Kommunale Sportanlagen müssen wieder uneingeschränkt zur Verfügung stehen
Qualitative Schäden im Bereich der Sportentwicklung in Deutschland werden durch die Pandemie-Folgen über die Mitgliederentwicklung und das Ehrenamt hinaus u. a. auch in den Bereichen Sportstätteninfrastruktur, Nachwuchsgewinnung und Leistungssport sichtbar. Sporthallen stehen vielerorts leer auf Grund fehlender Hygienekonzepte, mangelnder Belüftungsmöglichkeiten bzw. einer komplizierten Umsetzung der Coronaverordnungen. Schulsporthallen werden als „Ausweichräume“ für schulische und andere z.B. kommunalpolitische Sitzungen und Aktivitäten zweckentfremdet und stehen daher nicht für Bewegungsangebote zur Verfügung. Diese Praxis sollte eine eng begrenzte Ausnahme bleiben. In der Krise treten zudem die Folgen des jahr-zehntealten Sanierungsstaus bei den Sportstätten umso schmerzlicher zu Tage. Wichtigster Partner der Sportvereine sind die Kommunen als Deutschlands größter Sportstätteneigentümer. Viele Kommunen haben den Vereinen vor Ort unbürokratisch beim Wiedereinstieg geholfen. Wir appellieren an die Gemeinden, Städte und Landkreise, hier einheitliche und nachvollziehbare Bewertungsmaßstäbe zu vereinbaren und wo immer möglich, Sportstätten zeitnah wieder uneingeschränkt für den Schulsport und den Vereinssport zur Verfügung zu stellen.

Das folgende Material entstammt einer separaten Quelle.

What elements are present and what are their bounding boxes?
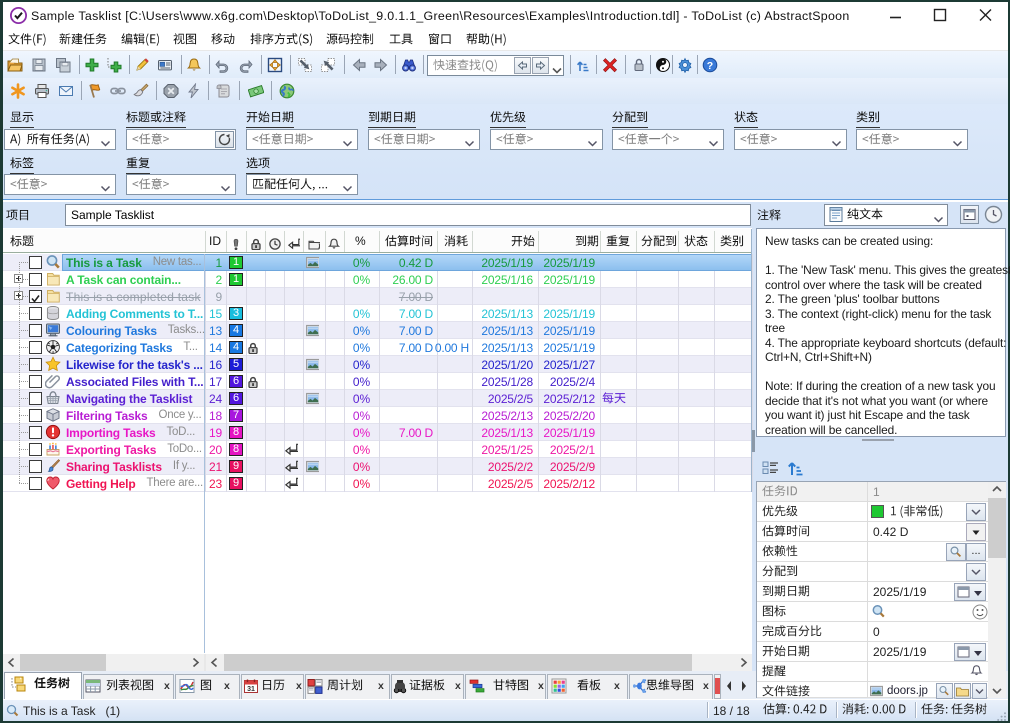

Bundeseinheitlichen Wettkampfbetrieb ermöglichen
Ein bundesweit einheitlich geöffneter Wettkampfbetrieb von der lokalen bis zur Bundesebene ist für den Vereinssport unerlässlich. Er hat für die Motivation an der lokalen Vereinsbasis gleichermaßen Bedeutung wie für die bundesweiten oder teilweise auch länderübergreifenden Ligen und ist Basis für die durchgängige Leistungssportförderung von der Talentsuche bis zur internationalen Spitze. Es ist deswegen besonders wichtig, dass der aktuell bestehende Flickenteppich von Schutzverordnungen der Länder in eine einheitliche Linie überführt bzw. harmonisiert wird. Wir wissen, dass anlassbezogen lokale/regionale Sperrungen möglich sein müssen. Hierzu werden wir partnerschaftlich Lösungen durch Verlegung von Wettkampf- und Spielansetzungen finden. Gleichwohl gibt es keinen Grund für grundsätzlich unterschiedliche Vorschriften für den Wettkampfsport in den Bundesländern.

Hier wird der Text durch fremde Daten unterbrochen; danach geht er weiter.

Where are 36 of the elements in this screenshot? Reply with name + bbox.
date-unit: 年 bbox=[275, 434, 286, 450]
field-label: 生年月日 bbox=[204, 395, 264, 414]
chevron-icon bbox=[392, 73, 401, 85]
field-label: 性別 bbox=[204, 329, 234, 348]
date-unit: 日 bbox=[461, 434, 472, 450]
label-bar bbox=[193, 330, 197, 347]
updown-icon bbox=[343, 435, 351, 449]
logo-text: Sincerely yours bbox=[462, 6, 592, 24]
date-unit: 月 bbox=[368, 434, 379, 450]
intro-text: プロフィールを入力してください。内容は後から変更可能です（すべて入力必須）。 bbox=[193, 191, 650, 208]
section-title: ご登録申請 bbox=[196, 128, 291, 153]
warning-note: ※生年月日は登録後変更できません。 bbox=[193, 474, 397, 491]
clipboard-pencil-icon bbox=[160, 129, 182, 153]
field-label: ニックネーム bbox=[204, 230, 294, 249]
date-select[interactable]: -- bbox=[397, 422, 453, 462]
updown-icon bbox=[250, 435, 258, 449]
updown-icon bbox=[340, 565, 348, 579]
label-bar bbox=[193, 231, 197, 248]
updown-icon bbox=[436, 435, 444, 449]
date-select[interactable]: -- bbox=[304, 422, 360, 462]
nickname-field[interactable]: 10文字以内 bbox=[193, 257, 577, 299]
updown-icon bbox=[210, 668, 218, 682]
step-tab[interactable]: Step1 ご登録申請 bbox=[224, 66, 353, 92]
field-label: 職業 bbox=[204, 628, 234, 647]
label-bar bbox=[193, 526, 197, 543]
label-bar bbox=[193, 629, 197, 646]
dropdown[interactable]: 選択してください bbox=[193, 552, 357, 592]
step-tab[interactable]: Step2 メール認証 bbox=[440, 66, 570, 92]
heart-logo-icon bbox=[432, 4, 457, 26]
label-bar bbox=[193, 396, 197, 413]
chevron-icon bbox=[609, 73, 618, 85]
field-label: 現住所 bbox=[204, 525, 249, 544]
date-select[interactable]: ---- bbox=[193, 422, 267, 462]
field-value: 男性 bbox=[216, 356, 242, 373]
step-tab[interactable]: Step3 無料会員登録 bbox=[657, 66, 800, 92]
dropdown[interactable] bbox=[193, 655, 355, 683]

Der organisierte Sport muss gestärkt werden
Um die Chancen des Sports in Zeiten der Pandemie und für die Zeit danach zu stärken und die wachsenden Risiken einzudämmen, fordern die Konferenz der Landessportbünde und der DOSB daher die Verantwortlichen in Politik und Verwaltung auf Bundes-, Landes- und kommunaler Ebene auf, die wertvollen Leistungen des Sports für unsere Gesellschaft durch die genannten Maßnahmen noch besser zu schützen und damit nachhaltig zu sichern.
Setzen Sie auf die wertvollen Fähigkeiten des Sports, sich selbst zu organisieren und sich diszipliniert an die Regeln zu halten, um die Fähigkeiten zur Selbsthilfe zu stärken!
Anmerkung:
Diese Erklärung wurde von der Konferenz ausgehend von den Landessportbünden und dem DOSB unter Berücksichtigung der aktuellen Entwicklungen in der Zwischenzeit erstellt.